Cette preuve est d’autant moins rapportée que selon les allégations de l’UNEDIC non contestées par M. [W], et les différents documents produits, tels des fiches d’information Pôle Emploi, annonces BODACC, statuts de société, fiche INPI tirée du registre national des entreprises (RNE), actes de cession… il est établi que M. [W] a successivement travaillé dans diverses entreprises du bâtiment (Pro Renov Batiment, [J] [T], JM Renovation, Bâtiment Services, LH Maintenance Immobilière et LH Maintenance [J]), dont l’une en qualité de gérant, sociétés qui ont été liquidées de un à six ans après leur création ou ont vu leurs établissements fermer, et que quelques personnes identifiées comme M. Mme [Y] et [S] [X], M. [U] [X], M. [E] [J], M. [T] [J], M. [A] [P], ou encore M. [F] [W] se retrouvaient tour à tour associés éventuellement gérants, ou salariés, de ces différentes sociétés. Ainsi, à titre d’illustration, il est noté que la société LH Maintenance [J] dont M. [W] prétend avoir été salarié avait pour gérant M. [E] [J], qui entre 2015 et 2018 était lui-même salarié de la société Bâtiment Services dont M. [W] était co-gérant ; que cette société Bâtiment Services a également employé M. [Y] [X] et Mme [S] [X] alors que ceux-ci avaient cogéré la société Les Charpentiers de la côte d’Albâtre entre 2007 et 2012, société dont M. [W] avait été salarié entre 2011 et 2013, et qu’encore antérieurement M. [Y] [X] avait été associé de la société Multiservices Entreprise entre 2004 et 2006 qui avait employé M. [E] [J], devenu en 2006 co-associé de cette même société. La succession de multiples sociétés ayant tour à tour comme gérant, associé ou salarié les mêmes personnes, sociétés liquidées quelques années après leur création, révèle une organisation frauduleuse qui conforte l’absence de contrat apparent dans le présent litige.
En conséquence, M. [W] est débouté de ses demandes.
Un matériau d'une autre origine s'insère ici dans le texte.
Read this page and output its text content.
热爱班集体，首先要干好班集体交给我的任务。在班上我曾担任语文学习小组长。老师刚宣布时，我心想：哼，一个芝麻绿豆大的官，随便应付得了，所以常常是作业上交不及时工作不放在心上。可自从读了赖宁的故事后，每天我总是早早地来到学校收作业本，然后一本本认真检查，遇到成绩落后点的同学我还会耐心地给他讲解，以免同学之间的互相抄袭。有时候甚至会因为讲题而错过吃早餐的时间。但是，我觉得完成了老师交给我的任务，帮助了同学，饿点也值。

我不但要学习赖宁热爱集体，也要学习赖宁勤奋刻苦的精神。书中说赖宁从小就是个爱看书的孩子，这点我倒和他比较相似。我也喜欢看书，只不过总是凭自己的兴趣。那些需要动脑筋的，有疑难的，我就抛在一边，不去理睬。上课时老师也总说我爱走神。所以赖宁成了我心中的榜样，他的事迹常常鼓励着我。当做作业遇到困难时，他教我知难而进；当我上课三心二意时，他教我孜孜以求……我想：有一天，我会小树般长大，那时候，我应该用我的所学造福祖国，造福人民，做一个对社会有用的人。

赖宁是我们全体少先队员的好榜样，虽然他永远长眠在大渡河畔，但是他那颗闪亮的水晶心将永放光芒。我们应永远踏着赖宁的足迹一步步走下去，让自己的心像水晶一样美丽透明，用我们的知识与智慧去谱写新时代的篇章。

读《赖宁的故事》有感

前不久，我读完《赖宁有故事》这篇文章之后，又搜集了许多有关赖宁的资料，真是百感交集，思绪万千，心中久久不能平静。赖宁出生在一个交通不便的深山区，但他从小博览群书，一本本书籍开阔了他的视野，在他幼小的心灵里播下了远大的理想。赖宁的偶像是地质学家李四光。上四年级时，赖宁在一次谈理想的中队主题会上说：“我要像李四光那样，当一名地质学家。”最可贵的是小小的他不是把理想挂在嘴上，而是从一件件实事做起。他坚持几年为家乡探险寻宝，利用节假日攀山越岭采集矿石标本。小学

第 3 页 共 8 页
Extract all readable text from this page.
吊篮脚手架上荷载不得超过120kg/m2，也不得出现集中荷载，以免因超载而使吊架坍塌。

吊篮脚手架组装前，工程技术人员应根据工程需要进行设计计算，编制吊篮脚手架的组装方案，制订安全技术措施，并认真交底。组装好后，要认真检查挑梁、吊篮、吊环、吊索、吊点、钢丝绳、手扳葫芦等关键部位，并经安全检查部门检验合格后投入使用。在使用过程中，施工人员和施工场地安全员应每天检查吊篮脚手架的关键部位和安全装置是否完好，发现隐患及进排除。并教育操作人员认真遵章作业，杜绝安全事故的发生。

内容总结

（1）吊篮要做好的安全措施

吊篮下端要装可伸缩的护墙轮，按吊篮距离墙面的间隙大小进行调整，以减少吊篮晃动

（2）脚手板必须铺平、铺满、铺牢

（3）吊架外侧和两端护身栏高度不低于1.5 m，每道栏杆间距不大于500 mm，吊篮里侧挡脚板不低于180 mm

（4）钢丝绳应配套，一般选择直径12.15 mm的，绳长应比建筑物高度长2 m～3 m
Le jugement est infirmé en ce sens.
II. Sur les dépens et frais irrépétibles
En qualité de partie perdante, M. [W] est condamné aux dépens de première instance et d’appel. Le jugement est infirmé en ce sens.
Par suite, il est débouté de sa demande au titre de l’article 700 du code de procédure civile. Le jugement est infirmé en ce qu’il lui a accordé une indemnité sur ce fondement.
PAR CES MOTIFS
La cour, statuant publiquement par arrêt réputé contradictoire mis à disposition au greffe,
Infirme le jugement en toutes ses dispositions,
Statuant à nouveau et y ajoutant :
Déboute M. [F] [W] de toutes ses demandes,
Condamne M. [W] aux dépens de première instance et d’appel,
Déboute M. [W] de sa demande au titre de l’article 700 du code de procédure civile.